Proline accumulation is a common response of plants to different biotic and abiotic stresses. In the model legume Lotus japonicus, osmotic stress-induced proline accumulation is one of the first responses of the plant, converting proline in a reliable stress marker. The main biosynthetic pathway of proline is from glutamate and the reaction catalyzed by the enzyme Δ-pyrroline 5-carboxylate synthase (P5CS) is the rate limiting step. L. japonicus has been suggested to have three different P5CS genes. Here the predicted P5CS genes of L. japonicus were analyzed in silico and their expression under osmotic stress was determined.

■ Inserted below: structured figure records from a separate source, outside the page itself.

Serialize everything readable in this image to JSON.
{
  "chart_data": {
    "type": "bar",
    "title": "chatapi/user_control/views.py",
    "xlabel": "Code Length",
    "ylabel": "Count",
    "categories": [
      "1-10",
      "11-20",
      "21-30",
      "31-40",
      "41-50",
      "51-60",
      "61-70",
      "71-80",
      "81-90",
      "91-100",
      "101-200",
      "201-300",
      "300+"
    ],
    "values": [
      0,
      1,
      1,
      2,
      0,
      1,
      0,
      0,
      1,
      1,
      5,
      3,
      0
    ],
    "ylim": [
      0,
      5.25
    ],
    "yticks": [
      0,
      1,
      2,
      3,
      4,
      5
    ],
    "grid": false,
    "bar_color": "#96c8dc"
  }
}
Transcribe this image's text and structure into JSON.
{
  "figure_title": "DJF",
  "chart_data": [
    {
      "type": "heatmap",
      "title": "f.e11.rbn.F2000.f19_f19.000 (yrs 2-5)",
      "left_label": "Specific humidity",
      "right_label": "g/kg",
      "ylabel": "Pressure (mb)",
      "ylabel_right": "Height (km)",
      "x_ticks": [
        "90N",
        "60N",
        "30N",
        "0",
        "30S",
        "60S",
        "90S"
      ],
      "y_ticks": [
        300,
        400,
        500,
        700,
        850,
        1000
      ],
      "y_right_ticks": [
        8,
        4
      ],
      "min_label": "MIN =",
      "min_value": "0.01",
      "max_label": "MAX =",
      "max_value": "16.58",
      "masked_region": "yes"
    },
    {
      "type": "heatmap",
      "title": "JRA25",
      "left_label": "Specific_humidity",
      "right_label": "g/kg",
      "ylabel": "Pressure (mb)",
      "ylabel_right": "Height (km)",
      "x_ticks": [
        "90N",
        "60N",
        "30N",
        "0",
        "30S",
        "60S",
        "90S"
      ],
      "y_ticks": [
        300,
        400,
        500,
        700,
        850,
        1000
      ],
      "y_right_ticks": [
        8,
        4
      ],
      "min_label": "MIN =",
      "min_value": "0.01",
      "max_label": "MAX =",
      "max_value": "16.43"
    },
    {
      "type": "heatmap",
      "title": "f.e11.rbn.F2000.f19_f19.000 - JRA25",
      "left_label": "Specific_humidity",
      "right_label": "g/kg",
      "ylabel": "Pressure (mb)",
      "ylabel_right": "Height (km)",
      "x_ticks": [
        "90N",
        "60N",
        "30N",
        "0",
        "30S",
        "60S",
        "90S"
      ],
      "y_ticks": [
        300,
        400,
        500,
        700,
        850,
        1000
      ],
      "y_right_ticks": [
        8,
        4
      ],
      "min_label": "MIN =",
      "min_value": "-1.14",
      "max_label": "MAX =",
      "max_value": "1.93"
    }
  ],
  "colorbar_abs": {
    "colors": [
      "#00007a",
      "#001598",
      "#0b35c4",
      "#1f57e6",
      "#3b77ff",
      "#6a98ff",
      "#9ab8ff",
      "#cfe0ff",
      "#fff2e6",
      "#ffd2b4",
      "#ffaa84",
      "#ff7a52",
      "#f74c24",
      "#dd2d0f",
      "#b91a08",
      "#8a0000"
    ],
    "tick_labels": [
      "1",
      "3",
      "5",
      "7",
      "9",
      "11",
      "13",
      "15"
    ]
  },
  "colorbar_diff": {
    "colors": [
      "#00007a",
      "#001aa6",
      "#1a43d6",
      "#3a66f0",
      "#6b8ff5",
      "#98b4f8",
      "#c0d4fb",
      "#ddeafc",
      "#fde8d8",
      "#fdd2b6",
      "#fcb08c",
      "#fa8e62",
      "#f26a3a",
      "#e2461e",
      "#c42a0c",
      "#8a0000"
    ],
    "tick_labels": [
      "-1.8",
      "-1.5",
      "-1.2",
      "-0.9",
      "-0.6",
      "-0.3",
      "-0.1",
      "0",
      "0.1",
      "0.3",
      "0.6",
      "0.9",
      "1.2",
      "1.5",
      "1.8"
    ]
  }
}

Contrary to previous suggestions this study demonstrated that L. japonicus has two different P5CS genes, as most dicotyledonous plants do. The gene that is inducible by osmotic stress and is located on chromosome 1, was called LjP5CS1, and the one located on chromosome 2 and not inducible by osmotic stress was called LjP5CS2.

摘要

脯氨酸积累是植物对不同生物和非生物胁迫的常见反应。在豆科模式植物百脉根中,渗透胁迫诱导的脯氨酸积累是植物的早期反应之一,脯氨酸可作为可靠的胁迫标志物。脯氨酸的主要生物合成途径是由谷氨酸合成,由Δ-吡咯啉5-羧酸合成酶(P5CS)催化的反应是限速步骤。有人提出百脉根有三个不同的P5CS基因。本文对百脉根预测的P5CS基因进行了电子分析,并测定了它们在渗透胁迫下的表达。与之前的观点相反,本研究表明,和大多数双子叶植物一样,百脉根有两个不同的P5CS基因。其中一个受渗透胁迫诱导且位于1号染色体上的基因被命名为LjP5CS1,另一个位于2号染色体上且不受渗透胁迫诱导的基因被命名为LjP5CS2。